Wpis z mikrobloga

@Ginden: #nietruelolcontent

"It was initially introduced in 1948 as a pesticide against rats and mice and is still used for this purpose, although more potent poisons such as brodifacoum have since been developed. In the early 1950s warfarin was found to be effective and relatively safe for preventing thrombosis and embolism (abnormal formation and migration of blood clots) in many disorders. It was approved for use as a medication in 1954
@dreaper: Duża ilość roztworu potasu wstrzykniętego nagle może zatrzymać akcję serca. To znaczy, że Tesco sprzedaje nam truciznę w pomidorach? Sporo leków można przedawkować. Nic więc dziwnego, że te substancje stosowane są jako trutki. Fluor też jest stosowany w tym celu.
@dreaper: Coś tam jeszcze pamiętam z egzaminu z farmakologii.

skutkach ubocznych


Miałeś na myśli "działania niepożądane". Może się czepiam, ale po używanej terminologii widać kto niewiele wie na dany temat :)
@dreaper: Na temat wypowiedziałem się wcześniej. To ty sugerujesz, że nie znam działań niepożądanych pochodnych kumaryny. Historie o tym, że "une dajom to samo co w trutkach" to zwykłe granie na emocjach.
@dreaper: No i co z tego, skoro w dawkach leczniczych nie szkodzi?
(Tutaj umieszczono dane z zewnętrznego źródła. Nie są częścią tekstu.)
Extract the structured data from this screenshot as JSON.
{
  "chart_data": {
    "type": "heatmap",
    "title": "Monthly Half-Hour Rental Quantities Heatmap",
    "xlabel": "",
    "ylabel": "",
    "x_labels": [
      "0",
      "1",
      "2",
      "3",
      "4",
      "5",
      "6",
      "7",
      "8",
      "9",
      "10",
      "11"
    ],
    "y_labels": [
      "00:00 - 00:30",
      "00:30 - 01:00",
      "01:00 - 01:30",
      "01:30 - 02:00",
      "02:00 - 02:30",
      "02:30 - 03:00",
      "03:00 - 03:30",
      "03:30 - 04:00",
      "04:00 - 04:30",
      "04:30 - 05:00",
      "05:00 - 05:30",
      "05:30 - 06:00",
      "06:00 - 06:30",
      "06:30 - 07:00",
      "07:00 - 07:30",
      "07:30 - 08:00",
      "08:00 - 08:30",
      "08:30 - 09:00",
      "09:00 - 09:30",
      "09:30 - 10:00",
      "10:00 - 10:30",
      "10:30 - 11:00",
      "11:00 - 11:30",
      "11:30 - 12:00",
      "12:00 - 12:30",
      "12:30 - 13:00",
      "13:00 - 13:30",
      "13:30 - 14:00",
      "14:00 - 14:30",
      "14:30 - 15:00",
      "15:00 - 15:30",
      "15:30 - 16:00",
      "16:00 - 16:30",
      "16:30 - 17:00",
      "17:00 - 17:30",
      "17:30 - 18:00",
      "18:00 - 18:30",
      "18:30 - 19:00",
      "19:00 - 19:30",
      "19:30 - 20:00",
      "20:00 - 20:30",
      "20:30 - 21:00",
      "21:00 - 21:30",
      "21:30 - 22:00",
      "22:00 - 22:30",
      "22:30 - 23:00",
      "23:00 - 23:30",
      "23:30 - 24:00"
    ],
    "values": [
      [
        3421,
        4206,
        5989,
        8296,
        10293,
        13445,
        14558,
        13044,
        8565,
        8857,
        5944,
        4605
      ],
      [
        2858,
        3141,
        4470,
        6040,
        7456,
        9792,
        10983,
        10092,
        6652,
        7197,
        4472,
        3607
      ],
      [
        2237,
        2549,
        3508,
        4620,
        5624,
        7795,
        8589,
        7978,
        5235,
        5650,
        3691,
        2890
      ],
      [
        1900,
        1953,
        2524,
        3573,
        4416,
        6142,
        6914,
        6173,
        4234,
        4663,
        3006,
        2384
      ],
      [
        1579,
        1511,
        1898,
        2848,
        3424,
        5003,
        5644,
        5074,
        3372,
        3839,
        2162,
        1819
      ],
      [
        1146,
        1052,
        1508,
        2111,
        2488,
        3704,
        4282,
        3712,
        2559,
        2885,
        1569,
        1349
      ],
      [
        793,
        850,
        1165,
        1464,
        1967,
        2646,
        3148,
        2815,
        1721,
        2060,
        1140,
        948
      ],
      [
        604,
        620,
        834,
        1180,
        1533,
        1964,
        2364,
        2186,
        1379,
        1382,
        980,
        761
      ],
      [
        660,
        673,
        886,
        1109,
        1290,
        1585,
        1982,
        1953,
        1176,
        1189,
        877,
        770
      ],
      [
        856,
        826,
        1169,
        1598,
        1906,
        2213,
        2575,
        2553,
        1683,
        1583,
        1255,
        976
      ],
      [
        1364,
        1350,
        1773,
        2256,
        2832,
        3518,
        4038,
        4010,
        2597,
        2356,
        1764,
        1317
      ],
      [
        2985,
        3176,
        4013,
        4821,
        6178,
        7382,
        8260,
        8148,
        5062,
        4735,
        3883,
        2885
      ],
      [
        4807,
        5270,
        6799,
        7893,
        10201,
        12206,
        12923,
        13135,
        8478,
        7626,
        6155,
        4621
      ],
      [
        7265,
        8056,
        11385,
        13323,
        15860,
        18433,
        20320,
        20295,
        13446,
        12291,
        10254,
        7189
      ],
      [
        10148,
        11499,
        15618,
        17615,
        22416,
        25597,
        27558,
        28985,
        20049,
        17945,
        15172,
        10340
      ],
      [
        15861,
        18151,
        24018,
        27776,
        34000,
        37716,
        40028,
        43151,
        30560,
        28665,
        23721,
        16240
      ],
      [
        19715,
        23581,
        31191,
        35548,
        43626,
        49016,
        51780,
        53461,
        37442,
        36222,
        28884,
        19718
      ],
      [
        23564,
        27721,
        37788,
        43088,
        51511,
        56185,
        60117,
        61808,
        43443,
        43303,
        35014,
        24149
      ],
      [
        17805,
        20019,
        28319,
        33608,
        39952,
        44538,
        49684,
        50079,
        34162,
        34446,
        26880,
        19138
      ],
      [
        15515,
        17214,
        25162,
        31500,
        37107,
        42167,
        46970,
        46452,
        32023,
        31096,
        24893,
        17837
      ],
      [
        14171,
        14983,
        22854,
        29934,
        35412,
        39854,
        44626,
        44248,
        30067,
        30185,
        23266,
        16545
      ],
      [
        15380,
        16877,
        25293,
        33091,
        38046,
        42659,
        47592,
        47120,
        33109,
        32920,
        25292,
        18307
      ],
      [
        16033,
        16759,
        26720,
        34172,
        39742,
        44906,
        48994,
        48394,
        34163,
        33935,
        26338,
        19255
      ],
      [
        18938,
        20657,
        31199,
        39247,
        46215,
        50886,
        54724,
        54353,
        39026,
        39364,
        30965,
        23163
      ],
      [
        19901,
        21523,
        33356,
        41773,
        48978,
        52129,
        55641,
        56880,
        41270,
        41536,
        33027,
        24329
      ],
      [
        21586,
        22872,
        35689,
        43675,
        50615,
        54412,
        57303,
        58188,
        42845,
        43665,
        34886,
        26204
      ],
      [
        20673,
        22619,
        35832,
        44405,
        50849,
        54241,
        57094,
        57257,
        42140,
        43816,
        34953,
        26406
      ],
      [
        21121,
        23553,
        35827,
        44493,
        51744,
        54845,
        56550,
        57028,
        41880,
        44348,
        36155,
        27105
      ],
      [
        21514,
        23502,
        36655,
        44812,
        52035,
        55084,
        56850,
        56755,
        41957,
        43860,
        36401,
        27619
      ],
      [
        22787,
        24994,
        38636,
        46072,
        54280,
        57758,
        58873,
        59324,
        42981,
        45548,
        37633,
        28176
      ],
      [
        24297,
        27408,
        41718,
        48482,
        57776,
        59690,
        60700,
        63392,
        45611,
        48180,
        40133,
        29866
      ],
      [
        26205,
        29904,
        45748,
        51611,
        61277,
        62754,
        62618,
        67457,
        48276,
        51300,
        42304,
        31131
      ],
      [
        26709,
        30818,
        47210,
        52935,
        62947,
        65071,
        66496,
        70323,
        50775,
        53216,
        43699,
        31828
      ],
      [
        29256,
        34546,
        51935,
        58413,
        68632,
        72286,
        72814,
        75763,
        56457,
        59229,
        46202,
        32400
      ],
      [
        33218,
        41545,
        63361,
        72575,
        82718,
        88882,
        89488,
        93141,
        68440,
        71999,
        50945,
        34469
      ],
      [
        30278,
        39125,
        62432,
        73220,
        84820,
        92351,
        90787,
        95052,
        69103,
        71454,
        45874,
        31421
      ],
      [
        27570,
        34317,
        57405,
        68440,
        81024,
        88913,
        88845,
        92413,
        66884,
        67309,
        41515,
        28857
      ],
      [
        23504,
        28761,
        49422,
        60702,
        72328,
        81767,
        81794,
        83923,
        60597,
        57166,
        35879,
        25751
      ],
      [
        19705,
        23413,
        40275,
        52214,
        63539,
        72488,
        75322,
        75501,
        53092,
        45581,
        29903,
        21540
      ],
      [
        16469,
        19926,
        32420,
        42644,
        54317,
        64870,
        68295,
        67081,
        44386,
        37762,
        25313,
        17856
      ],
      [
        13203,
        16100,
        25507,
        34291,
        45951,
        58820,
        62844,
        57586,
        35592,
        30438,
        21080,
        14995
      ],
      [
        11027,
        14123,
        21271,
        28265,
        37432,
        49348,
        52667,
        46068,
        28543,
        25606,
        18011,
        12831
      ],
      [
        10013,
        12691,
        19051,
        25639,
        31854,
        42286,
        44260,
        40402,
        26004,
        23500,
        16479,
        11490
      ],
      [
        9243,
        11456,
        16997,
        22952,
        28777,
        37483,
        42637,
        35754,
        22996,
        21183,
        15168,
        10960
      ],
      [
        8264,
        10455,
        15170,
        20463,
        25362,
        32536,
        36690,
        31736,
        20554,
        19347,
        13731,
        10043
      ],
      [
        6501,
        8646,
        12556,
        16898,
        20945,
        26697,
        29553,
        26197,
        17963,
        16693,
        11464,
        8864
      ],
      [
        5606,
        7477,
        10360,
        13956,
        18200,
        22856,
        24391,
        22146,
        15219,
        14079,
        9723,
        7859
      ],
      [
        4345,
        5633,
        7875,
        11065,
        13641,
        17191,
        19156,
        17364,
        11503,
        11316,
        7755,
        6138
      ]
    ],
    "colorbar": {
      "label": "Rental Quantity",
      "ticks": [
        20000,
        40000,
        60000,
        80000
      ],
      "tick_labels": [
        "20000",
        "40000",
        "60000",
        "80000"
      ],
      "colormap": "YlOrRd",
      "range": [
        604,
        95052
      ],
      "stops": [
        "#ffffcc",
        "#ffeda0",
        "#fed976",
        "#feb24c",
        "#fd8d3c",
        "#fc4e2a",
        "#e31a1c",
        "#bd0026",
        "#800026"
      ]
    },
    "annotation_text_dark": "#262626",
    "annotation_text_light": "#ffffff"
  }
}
Jak się nażresz pokrzyku wilczej jagody to też umrzesz. Zmienia to fakt, że atropina jest dobrym lekiem i powinna być stosowana?
@dreaper: LOL, przecież to wie każde dziecko. Nie ma sensu nazywać pasty z fluorem trucizną, bo fluoru jest w niej tyle, że nic się nikomu nie stanie. Nie ma sensu siać paniki, że warfaryna jest w trutce, bo w dawkach terapeutycznych nie jest trucizną. Ogarnij się.